Heavy Page Builder Themes
Page builders like Elementor, Divi, and WPBakery generate deeply nested DOM structures and load large JavaScript runtimes. A standard Elementor build can produce a DOM with 3,000–8,000 nodes and load 300–600 KB of JavaScript before any plugins are added. Switching to a lightweight block theme (Kadence, GeneratePress, or a custom FSE theme) is often the highest-impact INP fix for WordPress sites.
Plugin Accumulation
Each active plugin can add JavaScript that runs on every page load. Form plugins, popup builders, slider plugins, and review systems each contribute event listeners and initialization code. Audit active plugins and dequeue scripts on pages where they are not needed using wp_dequeue_script().
WooCommerce Cart and Checkout Interactivity
Add-to-cart buttons, quantity selectors, variation pickers, and the AJAX mini-cart are frequent sources of poor INP on WooCommerce stores. These handlers often trigger cart fragment updates that involve large portions of the page. Optimize by deferring fragment updates, caching cart HTML, and ensuring handler functions yield before performing DOM updates.
Tracking and Analytics Scripts
WooCommerce stores typically run Google Analytics 4, Meta Pixel, Pinterest Tag, TikTok Pixel, and Klaviyo simultaneously. Each fires JavaScript on interaction events. Load all tracking scripts through Google Tag Manager with a page-idle trigger, or use server-side tagging to move tracking load off the main thread entirely.
Monitoring INP Continuously
INP is not a set-and-forget metric. New plugins, theme updates, and third-party script changes can silently degrade your score between audits. Implement the web-vitals library to send INP data to your analytics platform on every session. Set up alerts when the 75th percentile exceeds 200 ms. Review Google Search Console’s Core Web Vitals report weekly to catch regressions before they affect your search performance.
For a full technical walkthrough of optimization strategies and how they connect to revenue outcomes, explore our services or contact our performance team for a site-specific audit.
Sources
- web.dev — Interaction to Next Paint (INP)
- web.dev — Optimize INP
- web.dev — INP Core Web Vitals Launch
- Google Search Central — Introducing INP
- MDN Web Docs — Interaction to Next Paint
- Chrome for Developers — CrUX Metrics Methodology
- web.dev — Optimize Long Tasks
Frequently Asked Questions
What is the Good threshold for Interaction to Next Paint?
A Good INP score is under 200 milliseconds at the 75th percentile of real user sessions. Scores between 200 ms and 500 ms need improvement, and scores above 500 ms are considered Poor.

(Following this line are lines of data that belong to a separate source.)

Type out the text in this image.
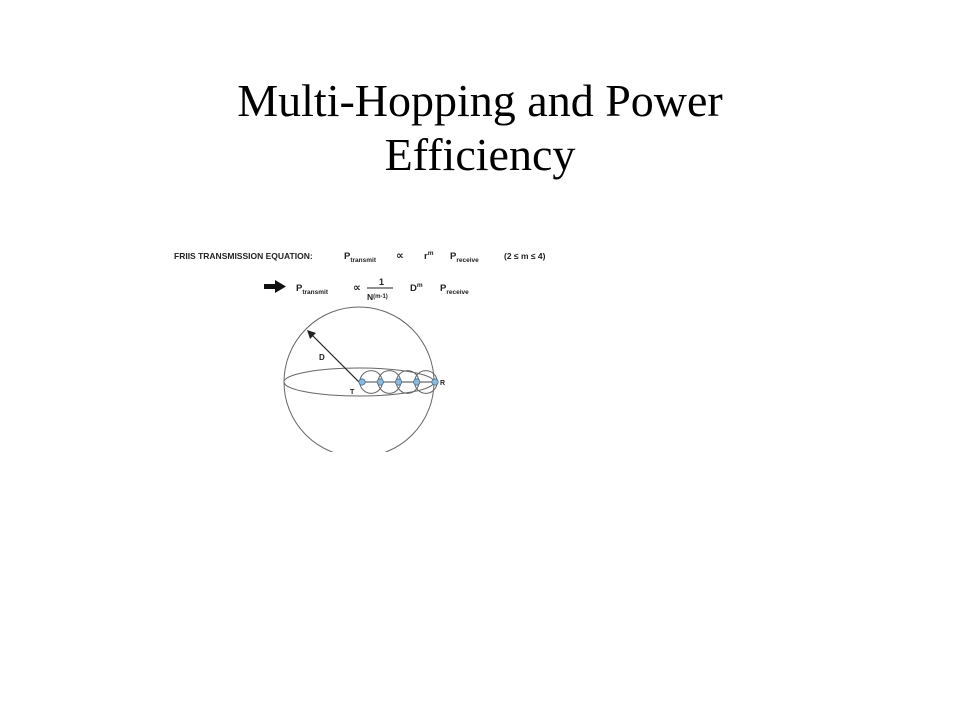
Multi-Hopping and Power
Efficiency
FRIIS TRANSMISSION EQUATION:	$P_{transmit} \propto r^m$ $P_{receive}$	(2 ≤ m ≤ 4)
$P_{transmit} \propto 1$
$N^{(m-1)}$
$D^m$ $P_{receive}$
D
T
R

How does INP differ from First Input Delay?
FID only measured the delay before the browser could start processing the very first user interaction, and it ignored all subsequent interactions. INP measures the full latency of every interaction during a visit and reports the worst result, making it a far more accurate measure of overall page responsiveness.
Why is my WordPress site failing INP even though it passed FID?
WordPress sites commonly fail INP due to heavy page builder JavaScript, large plugin footprints, WooCommerce cart handler overhead, and multiple third-party tracking scripts running simultaneously. These factors create long tasks on the main thread that block the browser from responding to interactions quickly. Auditing and deferring non-critical scripts is usually the fastest path to improvement.